I don't build an engine anymore without using the positive seals on the heads. I like my engines sealed up tight, and when you're pushing octane limits with todays pump gas, oil usage, even a little bit complicates things.
Valve guides should likely be replaced. I find that after about 70k miles on most engines the guides and/or valve stems have excessive clearance. If you have 46 year old heads that don't need them, your lucky. Which type to use varies among engine builders. A lot of them don't even like to use iron guides nowadays because unleaded fuels don't agree with them (no lead for lubricity) It's just something you'll have to discuss with your machinist and see what they like to use and why.
I know you say your heads are original and you don't want to cut on them, but my thoughts are do it once. A top engine builder shouldn't have any problems working those heads over with no ill affects.

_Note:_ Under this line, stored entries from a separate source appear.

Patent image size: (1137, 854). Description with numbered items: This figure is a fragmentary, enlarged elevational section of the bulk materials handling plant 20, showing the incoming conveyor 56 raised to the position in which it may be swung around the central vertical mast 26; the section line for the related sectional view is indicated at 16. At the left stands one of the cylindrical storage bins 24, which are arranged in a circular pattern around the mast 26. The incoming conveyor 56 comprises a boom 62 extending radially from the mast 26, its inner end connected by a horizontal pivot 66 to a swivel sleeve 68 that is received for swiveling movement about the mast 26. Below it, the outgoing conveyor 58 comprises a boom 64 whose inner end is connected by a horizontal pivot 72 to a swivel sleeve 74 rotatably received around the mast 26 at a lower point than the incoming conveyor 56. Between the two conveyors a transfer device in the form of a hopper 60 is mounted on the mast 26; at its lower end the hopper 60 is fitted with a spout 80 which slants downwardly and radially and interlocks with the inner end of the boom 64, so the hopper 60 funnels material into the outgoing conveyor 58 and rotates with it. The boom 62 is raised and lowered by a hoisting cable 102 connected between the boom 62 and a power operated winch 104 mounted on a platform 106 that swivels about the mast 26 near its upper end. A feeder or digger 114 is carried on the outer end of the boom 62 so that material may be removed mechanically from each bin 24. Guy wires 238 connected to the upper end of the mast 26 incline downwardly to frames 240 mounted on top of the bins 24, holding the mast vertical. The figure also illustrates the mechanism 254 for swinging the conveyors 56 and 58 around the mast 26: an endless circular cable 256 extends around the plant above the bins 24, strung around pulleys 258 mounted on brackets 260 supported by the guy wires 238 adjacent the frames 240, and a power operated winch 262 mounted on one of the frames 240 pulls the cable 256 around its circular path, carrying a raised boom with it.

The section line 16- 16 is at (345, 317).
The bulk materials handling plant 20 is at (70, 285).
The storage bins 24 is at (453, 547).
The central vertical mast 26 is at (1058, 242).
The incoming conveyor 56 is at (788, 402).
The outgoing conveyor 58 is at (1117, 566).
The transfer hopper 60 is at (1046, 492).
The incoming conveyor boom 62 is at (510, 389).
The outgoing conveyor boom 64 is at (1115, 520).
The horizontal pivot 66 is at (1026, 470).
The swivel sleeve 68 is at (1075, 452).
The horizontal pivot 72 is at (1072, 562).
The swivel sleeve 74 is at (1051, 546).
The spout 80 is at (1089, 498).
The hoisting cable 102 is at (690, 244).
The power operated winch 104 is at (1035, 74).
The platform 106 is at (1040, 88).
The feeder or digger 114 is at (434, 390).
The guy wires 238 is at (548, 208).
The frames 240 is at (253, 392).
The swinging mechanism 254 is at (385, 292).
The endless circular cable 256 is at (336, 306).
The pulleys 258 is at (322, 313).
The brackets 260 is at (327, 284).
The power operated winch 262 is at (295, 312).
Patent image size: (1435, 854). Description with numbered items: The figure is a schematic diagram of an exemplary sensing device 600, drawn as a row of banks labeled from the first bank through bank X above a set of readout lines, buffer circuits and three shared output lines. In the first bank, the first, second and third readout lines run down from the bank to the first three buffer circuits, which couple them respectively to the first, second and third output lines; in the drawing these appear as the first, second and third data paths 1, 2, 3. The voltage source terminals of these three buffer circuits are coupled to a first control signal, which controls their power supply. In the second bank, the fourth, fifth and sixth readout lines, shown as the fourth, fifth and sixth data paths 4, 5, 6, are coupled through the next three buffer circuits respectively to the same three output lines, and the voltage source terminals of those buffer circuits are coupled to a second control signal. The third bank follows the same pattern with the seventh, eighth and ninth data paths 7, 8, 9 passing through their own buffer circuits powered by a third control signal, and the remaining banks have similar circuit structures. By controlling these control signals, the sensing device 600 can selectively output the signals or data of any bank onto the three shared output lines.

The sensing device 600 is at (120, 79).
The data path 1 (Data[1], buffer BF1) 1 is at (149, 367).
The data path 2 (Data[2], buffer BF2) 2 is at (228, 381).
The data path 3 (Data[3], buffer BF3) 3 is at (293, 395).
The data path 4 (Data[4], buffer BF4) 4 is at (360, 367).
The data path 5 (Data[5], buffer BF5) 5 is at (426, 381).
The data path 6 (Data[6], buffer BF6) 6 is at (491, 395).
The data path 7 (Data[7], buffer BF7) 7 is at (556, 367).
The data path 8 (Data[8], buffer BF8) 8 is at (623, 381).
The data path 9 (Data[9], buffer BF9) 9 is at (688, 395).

We are finishing up my DZ302 now. Heads got completely reworked. I wasn't leaving any stone unturned. Had a few valves with worn stems, guides were excessive, and valve seats were sunk. Plus they are 46 years old anyway. Decided to go with Ferrea stainless valves throughout, all new guides, all new hardened seats, a nice valve job to help off the seat flow numbers, heads are cut for positive seals on all valves for better oil control, and we are using a lighter weight retainer setup for a little better valve train control. I want to do this once and be done with it. Sometimes you just have to grin and bear it, do it right. Mine are numbers matching too. I had to draw the line with no port work though, keeping the heads virgin in that respect. By the time they were all done, I could have bought a really nice set of aluminum heads, lol.
My short block was no different. I'm not using 46 year old pink rods in a matching numbers engine after all the stress they have been through lol, even if they are resized with good bolts. Would make me sick to loose one and take the block out, and I don't want to be afraid to spin this thing up when I want. Went with good Lunati rods, 11:1 JE pistons, small ring pack and lots of other tricks inside to make a little more power and do it reliably. That's the key, I want it to stay buttoned up for many years to come.
I'm of the thought process that none of this hurts value, and actually for me, it increases value in my eyes knowing the engine was done properly, better than it was when new.